The protest certainly made it's presence felt as it wound it's way through Wexford's narrow streets. There was a wonderful atmosphere and a sense of positivity despite the dire state of the situation. Organisers Sandra Mulhall, Caroline Smith and Raymond Shannon are all parents who have struggled to get access to mental health services for their children. Sandra says her son has been 'marred by the whole experience. While he's getting some help now, I have to keep on top of them all the time.'

While Dr Moore identified that the current CAMHS facility in Wexford, Slaney House, is completely unfit for purpose, the parents say that they've had countless broken promises and delays in relation to a new facility at Arden House, slated to open at some point between July and September of this year.

Fianna Fáil spokesperson for mental health James Browne TD was also present at the protest and pointed out that he believes that these unsuitable facilities are playing a major part in Wexford's inability to attract child psychologists.

'I think the figures reflect the lack of service here in Wexford,' he said. 'We don't have proper facilities.

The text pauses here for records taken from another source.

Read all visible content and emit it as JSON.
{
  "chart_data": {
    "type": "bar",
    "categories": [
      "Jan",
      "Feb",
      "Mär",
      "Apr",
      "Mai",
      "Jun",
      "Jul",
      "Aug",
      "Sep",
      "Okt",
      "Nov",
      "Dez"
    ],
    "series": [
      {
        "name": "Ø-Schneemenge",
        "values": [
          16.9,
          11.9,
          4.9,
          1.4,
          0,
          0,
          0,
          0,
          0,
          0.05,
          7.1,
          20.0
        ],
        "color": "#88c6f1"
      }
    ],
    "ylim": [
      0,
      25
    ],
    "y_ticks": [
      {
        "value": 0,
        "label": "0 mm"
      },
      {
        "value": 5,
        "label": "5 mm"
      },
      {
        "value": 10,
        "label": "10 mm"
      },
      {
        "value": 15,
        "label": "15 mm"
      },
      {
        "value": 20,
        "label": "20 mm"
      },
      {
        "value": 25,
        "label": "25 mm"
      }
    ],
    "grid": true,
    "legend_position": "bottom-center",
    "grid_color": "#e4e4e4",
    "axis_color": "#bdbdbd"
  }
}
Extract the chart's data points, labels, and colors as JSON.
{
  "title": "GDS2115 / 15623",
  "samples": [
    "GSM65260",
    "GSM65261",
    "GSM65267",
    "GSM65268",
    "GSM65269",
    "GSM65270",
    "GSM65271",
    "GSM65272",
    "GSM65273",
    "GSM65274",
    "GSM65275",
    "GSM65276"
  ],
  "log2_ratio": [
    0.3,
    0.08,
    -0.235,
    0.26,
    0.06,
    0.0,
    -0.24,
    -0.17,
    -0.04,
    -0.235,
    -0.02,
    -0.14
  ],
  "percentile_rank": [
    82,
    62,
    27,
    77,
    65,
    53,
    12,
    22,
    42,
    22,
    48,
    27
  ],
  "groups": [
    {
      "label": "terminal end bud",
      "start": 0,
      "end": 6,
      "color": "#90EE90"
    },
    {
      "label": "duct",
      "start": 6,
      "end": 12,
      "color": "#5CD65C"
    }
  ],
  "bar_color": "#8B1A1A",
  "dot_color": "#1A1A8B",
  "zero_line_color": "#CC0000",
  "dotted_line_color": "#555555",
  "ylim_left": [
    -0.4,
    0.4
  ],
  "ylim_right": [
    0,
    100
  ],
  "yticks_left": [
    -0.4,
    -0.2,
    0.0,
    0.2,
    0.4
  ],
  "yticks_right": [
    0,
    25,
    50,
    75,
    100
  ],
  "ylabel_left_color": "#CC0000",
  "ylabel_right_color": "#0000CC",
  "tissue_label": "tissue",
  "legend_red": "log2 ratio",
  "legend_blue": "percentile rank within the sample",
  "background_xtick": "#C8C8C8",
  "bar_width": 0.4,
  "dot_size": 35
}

The figures show that children are suffering in Wexford. Getting Arden House open is key to getting a child psychologist in Wexford, but the delays have been outrageous.'

'This action shouldn't be necessary, but unfortunately it is,' he continued. 'There are ordinary people that have kids that need help and that know that their kids could improve significantly if they get help. These parents are here today out of desperation and I'm in awe of the work they're putting in and fully support them.'

When asked to pinpoint in particular why Wexford consistently figures so highly when it comes to suicide and mental health issues, Deputy Browne says he believes it's a vicious circle.

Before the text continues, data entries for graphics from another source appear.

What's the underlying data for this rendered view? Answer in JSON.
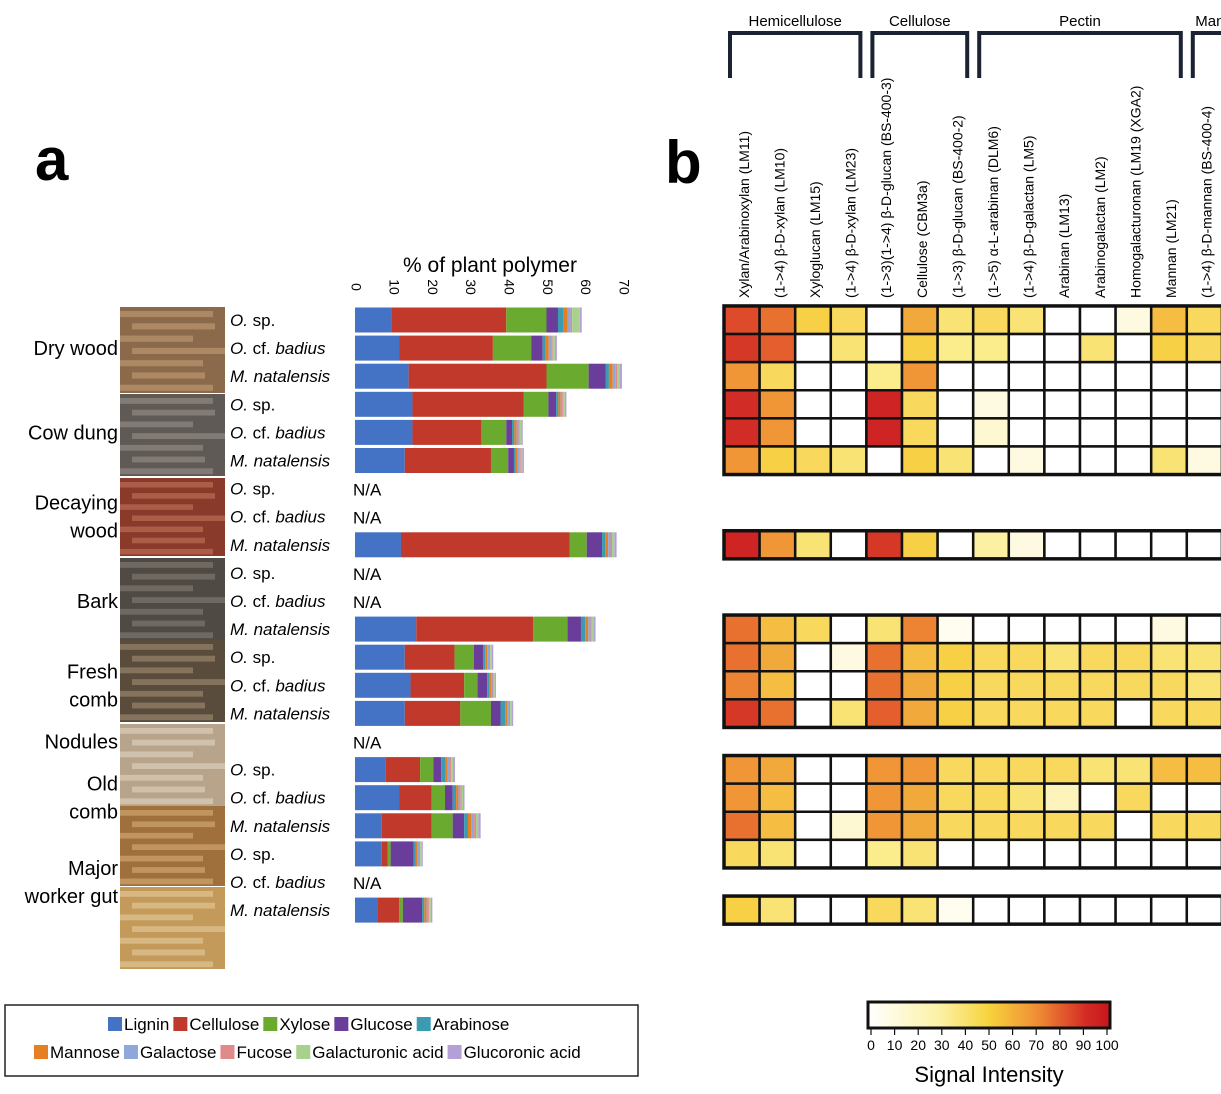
{
  "panel_labels": {
    "a": "a",
    "b": "b"
  },
  "colors": {
    "Lignin": "#4472c4",
    "Cellulose": "#c0392b",
    "Xylose": "#6aab2f",
    "Glucose": "#6a3d9a",
    "Arabinose": "#3b9bb0",
    "Mannose": "#e67e22",
    "Galactose": "#8fa8dc",
    "Fucose": "#e08a8a",
    "Galacturonic acid": "#a9d18e",
    "Glucoronic acid": "#b4a0d6"
  },
  "groups": [
    {
      "label": [
        "Dry wood"
      ],
      "rows": [
        0,
        1,
        2
      ]
    },
    {
      "label": [
        "Cow dung"
      ],
      "rows": [
        3,
        4,
        5
      ]
    },
    {
      "label": [
        "Decaying",
        "wood"
      ],
      "rows": [
        6,
        7,
        8
      ]
    },
    {
      "label": [
        "Bark"
      ],
      "rows": [
        9,
        10,
        11
      ]
    },
    {
      "label": [
        "Fresh",
        "comb"
      ],
      "rows": [
        12,
        13,
        14
      ]
    },
    {
      "label": [
        "Nodules"
      ],
      "rows": [
        15
      ]
    },
    {
      "label": [
        "Old",
        "comb"
      ],
      "rows": [
        16,
        17,
        18
      ]
    },
    {
      "label": [
        "Major",
        "worker gut"
      ],
      "rows": [
        19,
        20,
        21
      ]
    }
  ],
  "chart_data": [
    {
      "type": "bar",
      "orientation": "horizontal",
      "stacked": true,
      "title": "% of plant polymer",
      "xlim": [
        0,
        70
      ],
      "xticks": [
        0,
        10,
        20,
        30,
        40,
        50,
        60,
        70
      ],
      "na_label": "N/A",
      "categories": [
        "O. sp.",
        "O. cf. badius",
        "M. natalensis",
        "O. sp.",
        "O. cf. badius",
        "M. natalensis",
        "O. sp.",
        "O. cf. badius",
        "M. natalensis",
        "O. sp.",
        "O. cf. badius",
        "M. natalensis",
        "O. sp.",
        "O. cf. badius",
        "M. natalensis",
        "",
        "O. sp.",
        "O. cf. badius",
        "M. natalensis",
        "O. sp.",
        "O. cf. badius",
        "M. natalensis"
      ],
      "legend": [
        "Lignin",
        "Cellulose",
        "Xylose",
        "Glucose",
        "Arabinose",
        "Mannose",
        "Galactose",
        "Fucose",
        "Galacturonic acid",
        "Glucoronic acid"
      ],
      "legend_position": "bottom",
      "series": [
        {
          "name": "Lignin",
          "values": [
            9.5,
            11.5,
            14,
            15,
            15,
            13,
            null,
            null,
            12,
            null,
            null,
            16,
            13,
            14.5,
            13,
            null,
            8,
            11.5,
            7,
            7,
            null,
            6
          ]
        },
        {
          "name": "Cellulose",
          "values": [
            30,
            24.5,
            36,
            29,
            18,
            22.5,
            null,
            null,
            44,
            null,
            null,
            30.5,
            13,
            14,
            14.5,
            null,
            9,
            8.5,
            13,
            1.5,
            null,
            5.5
          ]
        },
        {
          "name": "Xylose",
          "values": [
            10.5,
            10,
            11,
            6.5,
            6.5,
            4.5,
            null,
            null,
            4.5,
            null,
            null,
            9,
            5,
            3.5,
            8,
            null,
            3.5,
            3.5,
            5.5,
            0.8,
            null,
            1
          ]
        },
        {
          "name": "Glucose",
          "values": [
            3,
            3,
            4.5,
            2,
            1.5,
            1.5,
            null,
            null,
            4,
            null,
            null,
            3.5,
            2.5,
            2.5,
            2.5,
            null,
            2,
            2,
            3,
            6,
            null,
            5
          ]
        },
        {
          "name": "Arabinose",
          "values": [
            1.5,
            0.8,
            0.8,
            0.6,
            0.6,
            0.5,
            null,
            null,
            0.8,
            null,
            null,
            1.1,
            0.5,
            0.5,
            1.2,
            null,
            1.1,
            0.9,
            1,
            0.5,
            null,
            0.6
          ]
        },
        {
          "name": "Mannose",
          "values": [
            1,
            0.8,
            1,
            0.6,
            0.6,
            0.5,
            null,
            null,
            0.8,
            null,
            null,
            0.8,
            0.5,
            0.5,
            0.5,
            null,
            0.6,
            0.6,
            0.8,
            0.5,
            null,
            0.6
          ]
        },
        {
          "name": "Galactose",
          "values": [
            0.8,
            0.6,
            0.8,
            0.4,
            0.5,
            0.5,
            null,
            null,
            0.6,
            null,
            null,
            0.6,
            0.5,
            0.4,
            0.5,
            null,
            0.6,
            0.5,
            0.8,
            0.4,
            null,
            0.4
          ]
        },
        {
          "name": "Fucose",
          "values": [
            0.4,
            0.4,
            0.4,
            0.3,
            0.3,
            0.3,
            null,
            null,
            0.4,
            null,
            null,
            0.3,
            0.3,
            0.3,
            0.3,
            null,
            0.3,
            0.3,
            0.5,
            0.3,
            null,
            0.3
          ]
        },
        {
          "name": "Galacturonic acid",
          "values": [
            2,
            0.6,
            0.6,
            0.4,
            0.4,
            0.4,
            null,
            null,
            0.6,
            null,
            null,
            0.5,
            0.4,
            0.3,
            0.4,
            null,
            0.5,
            0.4,
            0.6,
            0.4,
            null,
            0.4
          ]
        },
        {
          "name": "Glucoronic acid",
          "values": [
            0.5,
            0.5,
            0.6,
            0.4,
            0.4,
            0.4,
            null,
            null,
            0.6,
            null,
            null,
            0.5,
            0.4,
            0.3,
            0.4,
            null,
            0.5,
            0.4,
            0.6,
            0.3,
            null,
            0.4
          ]
        }
      ]
    },
    {
      "type": "heatmap",
      "colorbar_label": "Signal Intensity",
      "colorbar_ticks": [
        0,
        10,
        20,
        30,
        40,
        50,
        60,
        70,
        80,
        90,
        100
      ],
      "column_groups": [
        {
          "label": "Hemicellulose",
          "columns": [
            0,
            3
          ]
        },
        {
          "label": "Cellulose",
          "columns": [
            4,
            6
          ]
        },
        {
          "label": "Pectin",
          "columns": [
            7,
            12
          ]
        },
        {
          "label": "Mannan",
          "columns": [
            13,
            14
          ]
        }
      ],
      "columns": [
        "Xylan/Arabinoxylan (LM11)",
        "(1->4) β-D-xylan (LM10)",
        "Xyloglucan (LM15)",
        "(1->4) β-D-xylan (LM23)",
        "(1->3)(1->4) β-D-glucan (BS-400-3)",
        "Cellulose (CBM3a)",
        "(1->3) β-D-glucan (BS-400-2)",
        "(1->5) α-L-arabinan (DLM6)",
        "(1->4) β-D-galactan (LM5)",
        "Arabinan (LM13)",
        "Arabinogalactan  (LM2)",
        "Homogalacturonan (LM19 (XGA2)",
        "Mannan (LM21)",
        "(1->4) β-D-mannan (BS-400-4)"
      ],
      "row_blocks": [
        [
          0,
          1,
          2,
          3,
          4,
          5
        ],
        [
          8
        ],
        [
          11,
          12,
          13,
          14
        ],
        [
          16,
          17,
          18,
          19
        ],
        [
          21
        ]
      ],
      "values": [
        [
          80,
          70,
          45,
          40,
          0,
          55,
          35,
          40,
          35,
          0,
          0,
          10,
          50,
          40
        ],
        [
          85,
          75,
          0,
          35,
          0,
          45,
          30,
          30,
          0,
          0,
          35,
          0,
          45,
          40
        ],
        [
          60,
          40,
          0,
          0,
          30,
          60,
          0,
          0,
          0,
          0,
          0,
          0,
          0,
          0
        ],
        [
          88,
          60,
          0,
          0,
          90,
          40,
          0,
          10,
          0,
          0,
          0,
          0,
          0,
          0
        ],
        [
          88,
          60,
          0,
          0,
          90,
          40,
          0,
          15,
          0,
          0,
          0,
          0,
          0,
          0
        ],
        [
          60,
          45,
          40,
          35,
          0,
          45,
          35,
          0,
          10,
          0,
          0,
          0,
          35,
          10
        ],
        [
          90,
          60,
          35,
          0,
          85,
          45,
          0,
          25,
          10,
          0,
          0,
          0,
          0,
          0
        ],
        [
          70,
          50,
          40,
          0,
          35,
          65,
          5,
          0,
          0,
          0,
          0,
          0,
          10,
          0
        ],
        [
          70,
          55,
          0,
          10,
          70,
          50,
          45,
          40,
          40,
          35,
          40,
          40,
          35,
          35
        ],
        [
          65,
          50,
          0,
          0,
          70,
          55,
          45,
          40,
          40,
          40,
          40,
          40,
          40,
          35
        ],
        [
          85,
          70,
          0,
          35,
          75,
          55,
          45,
          40,
          40,
          40,
          40,
          0,
          40,
          40
        ],
        [
          60,
          55,
          0,
          0,
          60,
          60,
          40,
          40,
          40,
          40,
          35,
          35,
          50,
          50
        ],
        [
          60,
          50,
          0,
          0,
          60,
          55,
          40,
          40,
          35,
          20,
          0,
          40,
          0,
          0
        ],
        [
          70,
          50,
          0,
          15,
          60,
          55,
          40,
          40,
          40,
          40,
          40,
          0,
          40,
          40
        ],
        [
          40,
          35,
          0,
          0,
          30,
          35,
          0,
          0,
          0,
          0,
          0,
          0,
          0,
          0
        ],
        [
          45,
          35,
          0,
          0,
          40,
          35,
          5,
          0,
          0,
          0,
          0,
          0,
          0,
          0
        ]
      ]
    }
  ]
}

'I think it all harks back to socio-economic issues,' he said. 'We have high rates of unemployment here and a lot of the jobs are what would be deemed "low paying jobs". While it's true to say that we do urgently need the doctors, nurses and medical staff, I think from a broader point of view we also need to focus on delivering high quality jobs and proper housing.'

The organisers of Saturday's protest were delighted with the turnout and have vowed that they will continue to organise similar actions until Wexford gets a safe, workable building for CAMHS in the county and the appointment of a replacement consultant psychiatrist to replace Dr Kieran Moore, who, in the interim, is happy to lend his voice to support them in any way he can.